About the www.rimboy.com webserver


On July 12, 2002, www.rimboy.com pulled the plug on the Intel hardware that had served it for the past 2.5 years. In actuality, www.rimboy.com had always been served by Intel hardware, from its humble beginnings as rimboy.ml.org in the closet of the apartment Jen and I shared back in 1998. When ml.org folded rimboy.com was born (see the FAQ section for more info on that), still being served on the end of a cable modem. Rimboy.com was first served by an old IBM PS/1 SX/20 computer donated by my wife's mother. It handled mail, web, and firewall duties before I started investigating port forwarding for the hardware I was accumulating. www.rimboy.com would be served by a 486/dx66 w/ 8 megs of ram running behind my firewall for several months before the harddrive puked.

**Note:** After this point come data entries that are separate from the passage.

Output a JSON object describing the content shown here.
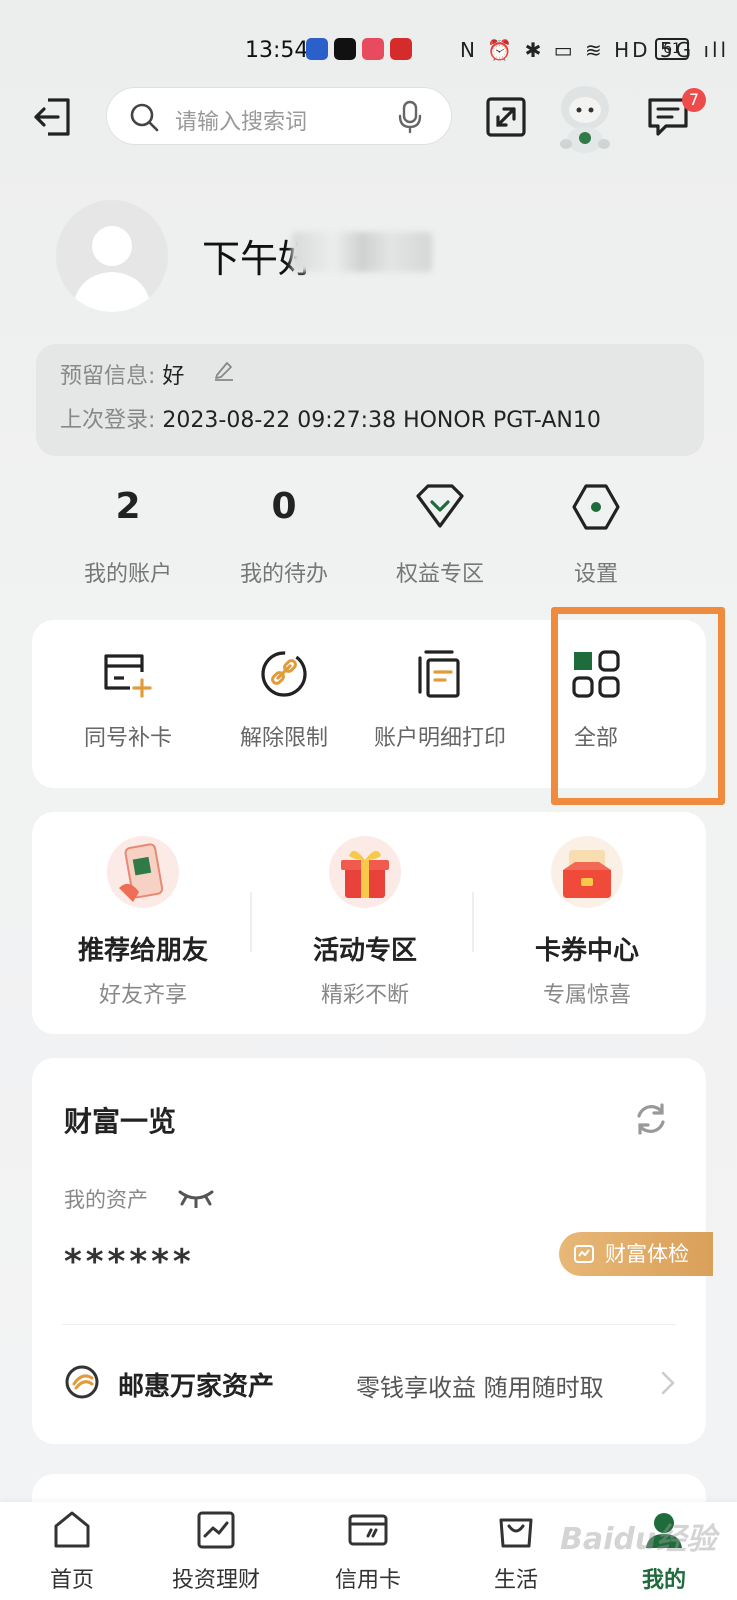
{
  "status_bar": {
    "time": "13:54",
    "sys_icons": "N ⏰ ✱ ▭ ≋ HD 5G ıll",
    "battery": "61"
  },
  "search": {
    "placeholder": "请输入搜索词"
  },
  "header": {
    "message_badge": "7"
  },
  "profile": {
    "name": "下午好"
  },
  "info": {
    "reserved_label": "预留信息:",
    "reserved_value": "好",
    "last_login_label": "上次登录:",
    "last_login_value": "2023-08-22 09:27:38 HONOR PGT-AN10"
  },
  "stats": [
    {
      "value": "2",
      "label": "我的账户"
    },
    {
      "value": "0",
      "label": "我的待办"
    },
    {
      "icon": "diamond-icon",
      "label": "权益专区"
    },
    {
      "icon": "hexagon-settings-icon",
      "label": "设置"
    }
  ],
  "services": [
    {
      "icon": "card-add-icon",
      "label": "同号补卡"
    },
    {
      "icon": "unlock-link-icon",
      "label": "解除限制"
    },
    {
      "icon": "statement-print-icon",
      "label": "账户明细打印"
    },
    {
      "icon": "grid-all-icon",
      "label": "全部"
    }
  ],
  "promos": [
    {
      "title": "推荐给朋友",
      "subtitle": "好友齐享"
    },
    {
      "title": "活动专区",
      "subtitle": "精彩不断"
    },
    {
      "title": "卡券中心",
      "subtitle": "专属惊喜"
    }
  ],
  "wealth": {
    "title": "财富一览",
    "asset_label": "我的资产",
    "asset_value": "******",
    "checkup_label": "财富体检"
  },
  "fund": {
    "name": "邮惠万家资产",
    "description": "零钱享收益 随用随时取"
  },
  "nav": [
    {
      "label": "首页"
    },
    {
      "label": "投资理财"
    },
    {
      "label": "信用卡"
    },
    {
      "label": "生活"
    },
    {
      "label": "我的",
      "active": true
    }
  ],
  "watermark": "Baidu经验",
  "colors": {
    "accent_green": "#1e6b3b",
    "highlight_orange": "#f08a3c",
    "badge_red": "#ee4b4b",
    "checkup_gold": "#d9a05a"
  }
}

By this point (IIRC), I had upgraded the sx20 to a dx/66 that would serve me for the next 3+ years.

When Jen and I purchased our house in December of 1999, I wanted to keep www.rimboy.com online since it at the time was a frequently cited site for getting linux up and running with the @home cable modem service. Thus, new hardware was purchased with the intent that it would fill in long enough until I could figure out what my long term solution for www.rimboy.com's needs would be. I came across a deal (at that time) from HiTechCafe on a Dell P100 with 32 megs of ram. The appealing part about this system was the fact that it had a scsi CDRom drive. I knew if it had a scsi cdrom drive then it would have a scsi bus. Unfortunately, Dell deployed scsi in those early pentiums since atapi cdrom drives were a dicey support proposition at best. Thus the scsi controller was more or less brain dead and my plans to build "a real server" (meaning using scsi hard drives) was more or less stopped at boot. Needing a solution, I went ahead and ran with the Western Digital hard drive that came with the system. I never felt comfortable about WD serving up the site given their track record. Thus, it came with great joy that despite the occasional power outage every 200+ days (no ups on the thing) the drive spun down as the server for www.rimboy.com without incident. Like I said, this system was retired after 2.5 years of day in day out serving with only a reboot after a power outage.

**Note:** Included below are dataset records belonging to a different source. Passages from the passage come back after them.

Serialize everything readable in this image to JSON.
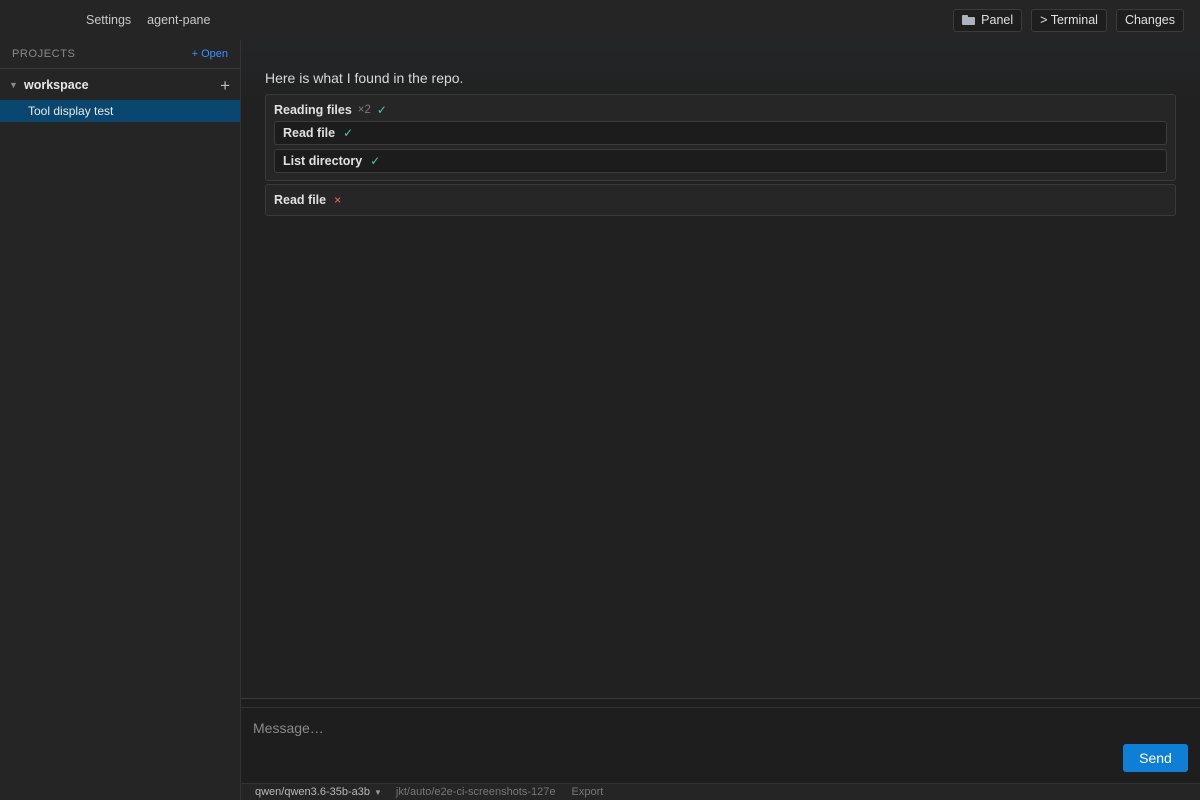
{
  "titlebar": {
    "nav": [
      "Settings",
      "agent-pane"
    ],
    "panel_label": "Panel",
    "panel_icon": "folder-icon",
    "terminal_label": "> Terminal",
    "changes_label": "Changes"
  },
  "sidebar": {
    "header_label": "PROJECTS",
    "open_label": "+ Open",
    "project": {
      "caret": "▼",
      "name": "workspace",
      "add": "+"
    },
    "sessions": [
      {
        "label": "Tool display test",
        "selected": true
      }
    ]
  },
  "chat": {
    "message": "Here is what I found in the repo.",
    "tool_group": {
      "title": "Reading files",
      "count": "×2",
      "status_glyph": "✓",
      "items": [
        {
          "label": "Read file",
          "status_glyph": "✓"
        },
        {
          "label": "List directory",
          "status_glyph": "✓"
        }
      ]
    },
    "tool_single": {
      "label": "Read file",
      "status_glyph": "×"
    }
  },
  "composer": {
    "placeholder": "Message…",
    "send_label": "Send"
  },
  "statusbar": {
    "model": "qwen/qwen3.6-35b-a3b",
    "model_arrow": "▼",
    "branch": "jkt/auto/e2e-ci-screenshots-127e",
    "export": "Export"
  },
  "colors": {
    "accent": "#0e7fd4",
    "selection": "#094771",
    "success": "#4ec9b0",
    "error": "#f0706a",
    "link": "#3794ff"
  }
}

Upon opening and inspection of the system, I found that despite 2 fans pulling in and pushing out air, the insides of the system was free from the usual dust bunnies that accumulate in most systems. This is most amazing given that the machine sits in the electronics shop of the building I work in. Sawing is only one of a few things that takes place in the room. I yanked the network card out for re-use in the new server (and for several other reasons). Incidentally, the Netgear card was the first 10/100 network card I purchased. I'm not sure what possessed me to purchase the card since 100 mbit networking was still a ways off for the building's network.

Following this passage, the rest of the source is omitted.